About Aerle Font Family
My first font for 2009 was Aerle. It is a new dark sans serif font in my continuing objective of designing book fonts that I can really use. It made a little ripple in the industry, but more than that I found that I loved it with Aramus and Artimas — my latest book font family with the same proportions. In many ways, Aerle is a very different direction for me built on what I have learned on Aramus and other recent developments in my style. The concept came to me while using Bitstream's Mister Earl on a site online—though there is no direct reference. I wanted a more playful heavy sans with a much smaller x-height than I have been using lately, plus taller ascenders.
As I was using Aerle, I constantly needed a light and bold version. The new direction I am taking is a result of a decision that my fonts, though I loved the character shapes, produced an even type color that is too dark or a little dense. Aerle was an attempt to get away from that look even though the letterspacing is quite tight. For Aerle Thin I pushed a little further in that direction and increased the letterspacing.
The hand-drawn shapes vary a lot, many pushing the boundaries of the normal character. This gives a little looseness and helps the lightness in feel I am looking for. It will be interesting to see where this all goes. Most new type around the world is far too perfect for my taste. While the shapes are exquisite, the feel is not human but digital mechanical. I find myself wanting to draw fonts that feel human — as if a person crafted them.

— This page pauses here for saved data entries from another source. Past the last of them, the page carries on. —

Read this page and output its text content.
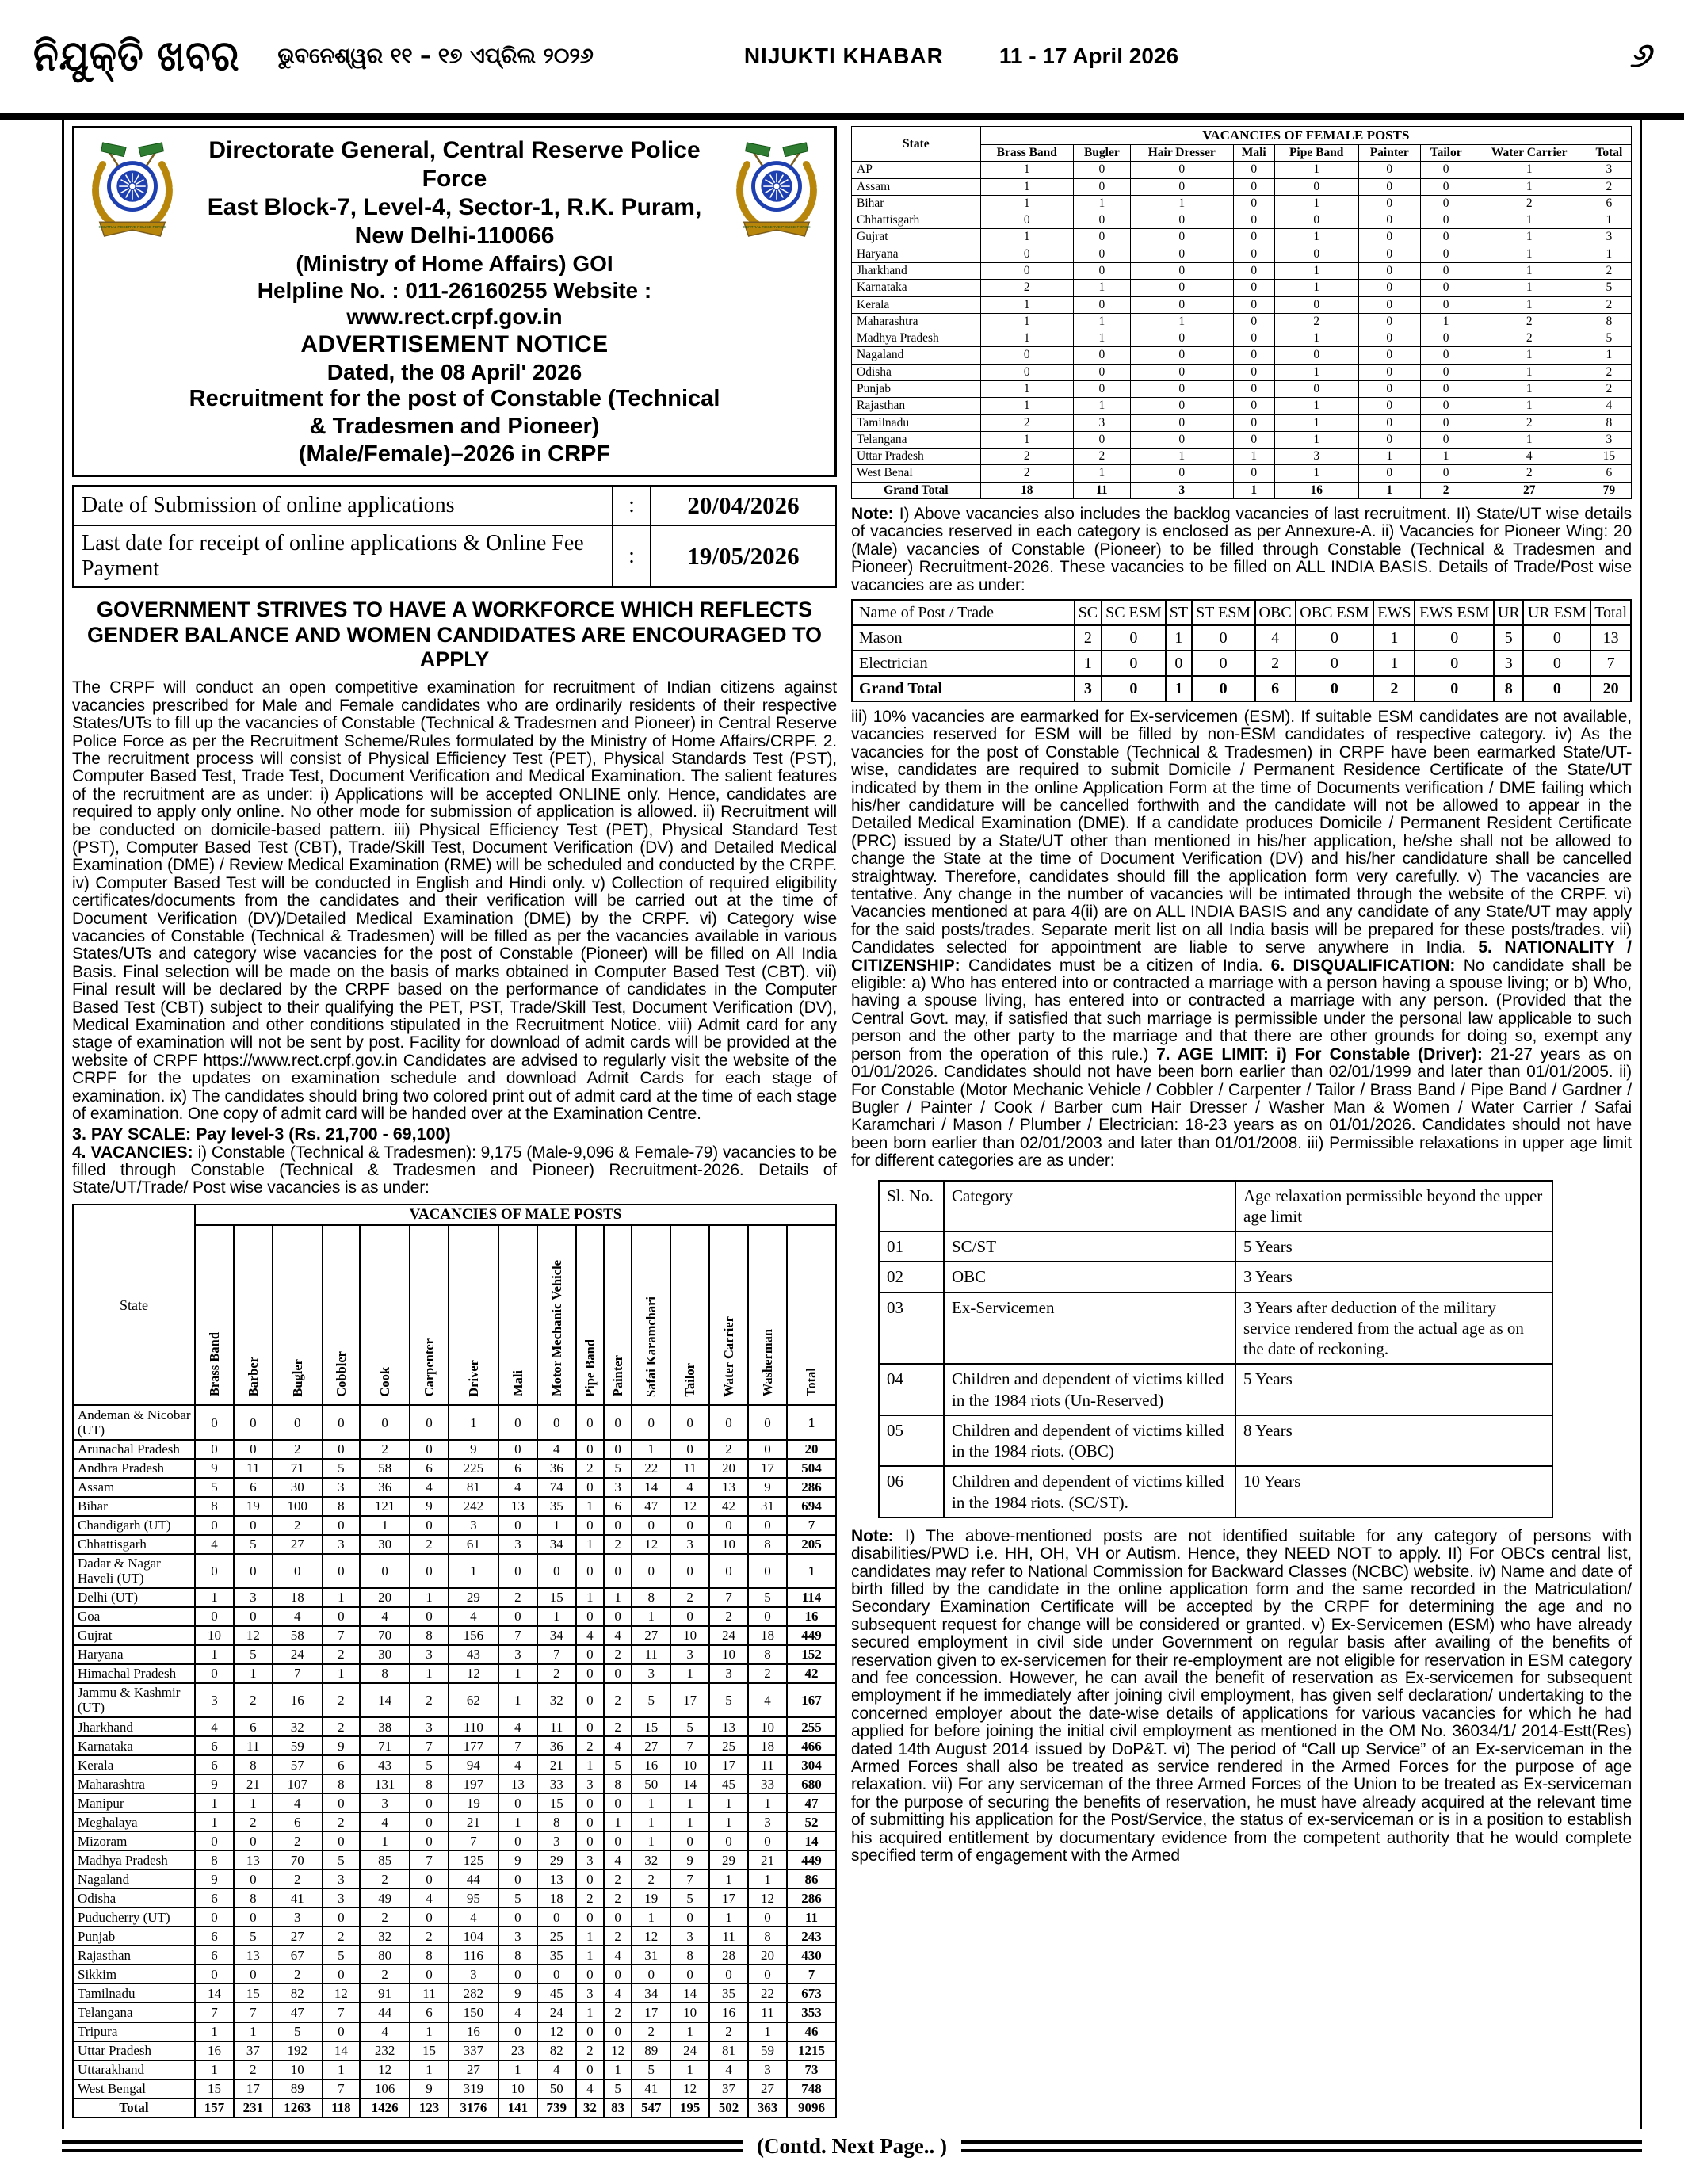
ନିଯୁକ୍ତି ଖବର ଭୁବନେଶ୍ୱର ୧୧ – ୧୭ ଏପ୍ରିଲ ୨୦୨୬	NIJUKTI KHABAR	11 - 17 April 2026	୬
CENTRAL RESERVE POLICE FORCE	CENTRAL RESERVE POLICE FORCE
Directorate General, Central Reserve Police Force
East Block-7, Level-4, Sector-1, R.K. Puram, New Delhi-110066
(Ministry of Home Affairs) GOI
Helpline No. : 011-26160255 Website : www.rect.crpf.gov.in
ADVERTISEMENT NOTICE
Dated, the 08 April' 2026
Recruitment for the post of Constable (Technical & Tradesmen and Pioneer)
(Male/Female)–2026 in CRPF
Date of Submission of online applications	:	20/04/2026
Last date for receipt of online applications & Online Fee Payment	:	19/05/2026
GOVERNMENT STRIVES TO HAVE A WORKFORCE WHICH REFLECTS GENDER BALANCE AND WOMEN CANDIDATES ARE ENCOURAGED TO APPLY
The CRPF will conduct an open competitive examination for recruitment of Indian citizens against vacancies prescribed for Male and Female candidates who are ordinarily residents of their respective States/UTs to fill up the vacancies of Constable (Technical & Tradesmen and Pioneer) in Central Reserve Police Force as per the Recruitment Scheme/Rules formulated by the Ministry of Home Affairs/CRPF. 2. The recruitment process will consist of Physical Efficiency Test (PET), Physical Standards Test (PST), Computer Based Test, Trade Test, Document Verification and Medical Examination. The salient features of the recruitment are as under: i) Applications will be accepted ONLINE only. Hence, candidates are required to apply only online. No other mode for submission of application is allowed. ii) Recruitment will be conducted on domicile-based pattern. iii) Physical Efficiency Test (PET), Physical Standard Test (PST), Computer Based Test (CBT), Trade/Skill Test, Document Verification (DV) and Detailed Medical Examination (DME) / Review Medical Examination (RME) will be scheduled and conducted by the CRPF. iv) Computer Based Test will be conducted in English and Hindi only. v) Collection of required eligibility certificates/documents from the candidates and their verification will be carried out at the time of Document Verification (DV)/Detailed Medical Examination (DME) by the CRPF. vi) Category wise vacancies of Constable (Technical & Tradesmen) will be filled as per the vacancies available in various States/UTs and category wise vacancies for the post of Constable (Pioneer) will be filled on All India Basis. Final selection will be made on the basis of marks obtained in Computer Based Test (CBT). vii) Final result will be declared by the CRPF based on the performance of candidates in the Computer Based Test (CBT) subject to their qualifying the PET, PST, Trade/Skill Test, Document Verification (DV), Medical Examination and other conditions stipulated in the Recruitment Notice. viii) Admit card for any stage of examination will not be sent by post. Facility for download of admit cards will be provided at the website of CRPF https://www.rect.crpf.gov.in Candidates are advised to regularly visit the website of the CRPF for the updates on examination schedule and download Admit Cards for each stage of examination. ix) The candidates should bring two colored print out of admit card at the time of each stage of examination. One copy of admit card will be handed over at the Examination Centre.
3. PAY SCALE: Pay level-3 (Rs. 21,700 - 69,100)
4. VACANCIES: i) Constable (Technical & Tradesmen): 9,175 (Male-9,096 & Female-79) vacancies to be filled through Constable (Technical & Tradesmen and Pioneer) Recruitment-2026. Details of State/UT/Trade/ Post wise vacancies is as under:
State	VACANCIES OF MALE POSTS															
	Brass Band	Barber	Bugler	Cobbler	Cook	Carpenter	Driver	Mali	Motor Mechanic Vehicle	Pipe Band	Painter	Safai Karamchari	Tailor	Water Carrier	Washerman	Total
Andeman & Nicobar (UT)	0	0	0	0	0	0	1	0	0	0	0	0	0	0	0	1
Arunachal Pradesh	0	0	2	0	2	0	9	0	4	0	0	1	0	2	0	20
Andhra Pradesh	9	11	71	5	58	6	225	6	36	2	5	22	11	20	17	504
Assam	5	6	30	3	36	4	81	4	74	0	3	14	4	13	9	286
Bihar	8	19	100	8	121	9	242	13	35	1	6	47	12	42	31	694
Chandigarh (UT)	0	0	2	0	1	0	3	0	1	0	0	0	0	0	0	7
Chhattisgarh	4	5	27	3	30	2	61	3	34	1	2	12	3	10	8	205
Dadar & Nagar Haveli (UT)	0	0	0	0	0	0	1	0	0	0	0	0	0	0	0	1
Delhi (UT)	1	3	18	1	20	1	29	2	15	1	1	8	2	7	5	114
Goa	0	0	4	0	4	0	4	0	1	0	0	1	0	2	0	16
Gujrat	10	12	58	7	70	8	156	7	34	4	4	27	10	24	18	449
Haryana	1	5	24	2	30	3	43	3	7	0	2	11	3	10	8	152
Himachal Pradesh	0	1	7	1	8	1	12	1	2	0	0	3	1	3	2	42
Jammu & Kashmir (UT)	3	2	16	2	14	2	62	1	32	0	2	5	17	5	4	167
Jharkhand	4	6	32	2	38	3	110	4	11	0	2	15	5	13	10	255
Karnataka	6	11	59	9	71	7	177	7	36	2	4	27	7	25	18	466
Kerala	6	8	57	6	43	5	94	4	21	1	5	16	10	17	11	304
Maharashtra	9	21	107	8	131	8	197	13	33	3	8	50	14	45	33	680
Manipur	1	1	4	0	3	0	19	0	15	0	0	1	1	1	1	47
Meghalaya	1	2	6	2	4	0	21	1	8	0	1	1	1	1	3	52
Mizoram	0	0	2	0	1	0	7	0	3	0	0	1	0	0	0	14
Madhya Pradesh	8	13	70	5	85	7	125	9	29	3	4	32	9	29	21	449
Nagaland	9	0	2	3	2	0	44	0	13	0	2	2	7	1	1	86
Odisha	6	8	41	3	49	4	95	5	18	2	2	19	5	17	12	286
Puducherry (UT)	0	0	3	0	2	0	4	0	0	0	0	1	0	1	0	11
Punjab	6	5	27	2	32	2	104	3	25	1	2	12	3	11	8	243
Rajasthan	6	13	67	5	80	8	116	8	35	1	4	31	8	28	20	430
Sikkim	0	0	2	0	2	0	3	0	0	0	0	0	0	0	0	7
Tamilnadu	14	15	82	12	91	11	282	9	45	3	4	34	14	35	22	673
Telangana	7	7	47	7	44	6	150	4	24	1	2	17	10	16	11	353
Tripura	1	1	5	0	4	1	16	0	12	0	0	2	1	2	1	46
Uttar Pradesh	16	37	192	14	232	15	337	23	82	2	12	89	24	81	59	1215
Uttarakhand	1	2	10	1	12	1	27	1	4	0	1	5	1	4	3	73
West Bengal	15	17	89	7	106	9	319	10	50	4	5	41	12	37	27	748
Total	157	231	1263	118	1426	123	3176	141	739	32	83	547	195	502	363	9096
State	VACANCIES OF FEMALE POSTS								
	Brass Band	Bugler	Hair Dresser	Mali	Pipe Band	Painter	Tailor	Water Carrier	Total
AP	1	0	0	0	1	0	0	1	3
Assam	1	0	0	0	0	0	0	1	2
Bihar	1	1	1	0	1	0	0	2	6
Chhattisgarh	0	0	0	0	0	0	0	1	1
Gujrat	1	0	0	0	1	0	0	1	3
Haryana	0	0	0	0	0	0	0	1	1
Jharkhand	0	0	0	0	1	0	0	1	2
Karnataka	2	1	0	0	1	0	0	1	5
Kerala	1	0	0	0	0	0	0	1	2
Maharashtra	1	1	1	0	2	0	1	2	8
Madhya Pradesh	1	1	0	0	1	0	0	2	5
Nagaland	0	0	0	0	0	0	0	1	1
Odisha	0	0	0	0	1	0	0	1	2
Punjab	1	0	0	0	0	0	0	1	2
Rajasthan	1	1	0	0	1	0	0	1	4
Tamilnadu	2	3	0	0	1	0	0	2	8
Telangana	1	0	0	0	1	0	0	1	3
Uttar Pradesh	2	2	1	1	3	1	1	4	15
West Benal	2	1	0	0	1	0	0	2	6
Grand Total	18	11	3	1	16	1	2	27	79
Note: I) Above vacancies also includes the backlog vacancies of last recruitment. II) State/UT wise details of vacancies reserved in each category is enclosed as per Annexure-A. ii) Vacancies for Pioneer Wing: 20 (Male) vacancies of Constable (Pioneer) to be filled through Constable (Technical & Tradesmen and Pioneer) Recruitment-2026. These vacancies to be filled on ALL INDIA BASIS. Details of Trade/Post wise vacancies are as under:
Name of Post / Trade	SC	SC ESM	ST	ST ESM	OBC	OBC ESM	EWS	EWS ESM	UR	UR ESM	Total
Mason	2	0	1	0	4	0	1	0	5	0	13
Electrician	1	0	0	0	2	0	1	0	3	0	7
Grand Total	3	0	1	0	6	0	2	0	8	0	20
iii) 10% vacancies are earmarked for Ex-servicemen (ESM). If suitable ESM candidates are not available, vacancies reserved for ESM will be filled by non-ESM candidates of respective category. iv) As the vacancies for the post of Constable (Technical & Tradesmen) in CRPF have been earmarked State/UT-wise, candidates are required to submit Domicile / Permanent Residence Certificate of the State/UT indicated by them in the online Application Form at the time of Documents verification / DME failing which his/her candidature will be cancelled forthwith and the candidate will not be allowed to appear in the Detailed Medical Examination (DME). If a candidate produces Domicile / Permanent Resident Certificate (PRC) issued by a State/UT other than mentioned in his/her application, he/she shall not be allowed to change the State at the time of Document Verification (DV) and his/her candidature shall be cancelled straightway. Therefore, candidates should fill the application form very carefully. v) The vacancies are tentative. Any change in the number of vacancies will be intimated through the website of the CRPF. vi) Vacancies mentioned at para 4(ii) are on ALL INDIA BASIS and any candidate of any State/UT may apply for the said posts/trades. Separate merit list on all India basis will be prepared for these posts/trades. vii) Candidates selected for appointment are liable to serve anywhere in India. 5. NATIONALITY / CITIZENSHIP: Candidates must be a citizen of India. 6. DISQUALIFICATION: No candidate shall be eligible: a) Who has entered into or contracted a marriage with a person having a spouse living; or b) Who, having a spouse living, has entered into or contracted a marriage with any person. (Provided that the Central Govt. may, if satisfied that such marriage is permissible under the personal law applicable to such person and the other party to the marriage and that there are other grounds for doing so, exempt any person from the operation of this rule.) 7. AGE LIMIT: i) For Constable (Driver): 21-27 years as on 01/01/2026. Candidates should not have been born earlier than 02/01/1999 and later than 01/01/2005. ii) For Constable (Motor Mechanic Vehicle / Cobbler / Carpenter / Tailor / Brass Band / Pipe Band / Gardner / Bugler / Painter / Cook / Barber cum Hair Dresser / Washer Man & Women / Water Carrier / Safai Karamchari / Mason / Plumber / Electrician: 18-23 years as on 01/01/2026. Candidates should not have been born earlier than 02/01/2003 and later than 01/01/2008. iii) Permissible relaxations in upper age limit for different categories are as under:
Sl. No.	Category	Age relaxation permissible beyond the upper age limit
01	SC/ST	5 Years
02	OBC	3 Years
03	Ex-Servicemen	3 Years after deduction of the military service rendered from the actual age as on the date of reckoning.
04	Children and dependent of victims killed in the 1984 riots (Un-Reserved)	5 Years
05	Children and dependent of victims killed in the 1984 riots. (OBC)	8 Years
06	Children and dependent of victims killed in the 1984 riots. (SC/ST).	10 Years
Note: I) The above-mentioned posts are not identified suitable for any category of persons with disabilities/PWD i.e. HH, OH, VH or Autism. Hence, they NEED NOT to apply. II) For OBCs central list, candidates may refer to National Commission for Backward Classes (NCBC) website. iv) Name and date of birth filled by the candidate in the online application form and the same recorded in the Matriculation/ Secondary Examination Certificate will be accepted by the CRPF for determining the age and no subsequent request for change will be considered or granted. v) Ex-Servicemen (ESM) who have already secured employment in civil side under Government on regular basis after availing of the benefits of reservation given to ex-servicemen for their re-employment are not eligible for reservation in ESM category and fee concession. However, he can avail the benefit of reservation as Ex-servicemen for subsequent employment if he immediately after joining civil employment, has given self declaration/ undertaking to the concerned employer about the date-wise details of applications for various vacancies for which he had applied for before joining the initial civil employment as mentioned in the OM No. 36034/1/ 2014-Estt(Res) dated 14th August 2014 issued by DoP&T. vi) The period of “Call up Service” of an Ex-serviceman in the Armed Forces shall also be treated as service rendered in the Armed Forces for the purpose of age relaxation. vii) For any serviceman of the three Armed Forces of the Union to be treated as Ex-serviceman for the purpose of securing the benefits of reservation, he must have already acquired at the relevant time of submitting his application for the Post/Service, the status of ex-serviceman or is in a position to establish his acquired entitlement by documentary evidence from the competent authority that he would complete specified term of engagement with the Armed
(Contd. Next Page.. )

In most ways this is a normal font for me in that it has caps, lowercase, small caps with the appropriate figures for each case. These small caps were very small (x-height as is proper). So Aerle's small caps are a little oversize because they plugged up too bad at x-height size. The bold is halfway between. These size variations seem important and work well in the text. This font has all the OpenType features in the set for 2009. There are several ligatures for your fun and enjoyment: bb gg sh sp st ch ck ff fi fl ffi ffl ffy fj ft tt ty Wh Th and more. Like all of my fonts, there are: caps, lowercase, & small caps; proportional lining figures, proportional oldstyle figures, & small cap figures; plus numerators, denominators, superiors, inferiors, and a complete set of ordinals 1st through infinity.

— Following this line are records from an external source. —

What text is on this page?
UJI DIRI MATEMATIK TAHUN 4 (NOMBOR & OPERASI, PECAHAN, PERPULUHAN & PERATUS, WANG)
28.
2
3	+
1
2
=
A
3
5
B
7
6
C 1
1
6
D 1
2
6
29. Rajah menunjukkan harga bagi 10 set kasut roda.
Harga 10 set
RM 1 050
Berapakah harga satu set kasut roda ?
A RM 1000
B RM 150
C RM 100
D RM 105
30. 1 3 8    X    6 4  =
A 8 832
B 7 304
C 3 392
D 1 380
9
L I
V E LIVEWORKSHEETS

About Hackberry Font Foundry
The Hackberry Font Foundry was founded in the 1998 to sell the fonts David Bergsland designed to be used in his digital publishing training books.
The goal of David’s fonts is to add a hand-drawn edge to them. In this age of increasing technological “slickness” he purposely loosens the structure and adds “air” to the glyphs with breaks.
All fonts are designed as OpenType Pro fonts with special production features. Almost all of the fonts have oldstyle numbers as well as small cap figures, plus small caps, discretionary ligatures & special dingbats.
They really shine in book production.
The production families have contrasting serif and sans serif families both using the same vertical font metrics—for run-in heads and the like.
At present he mainly writes and designs books.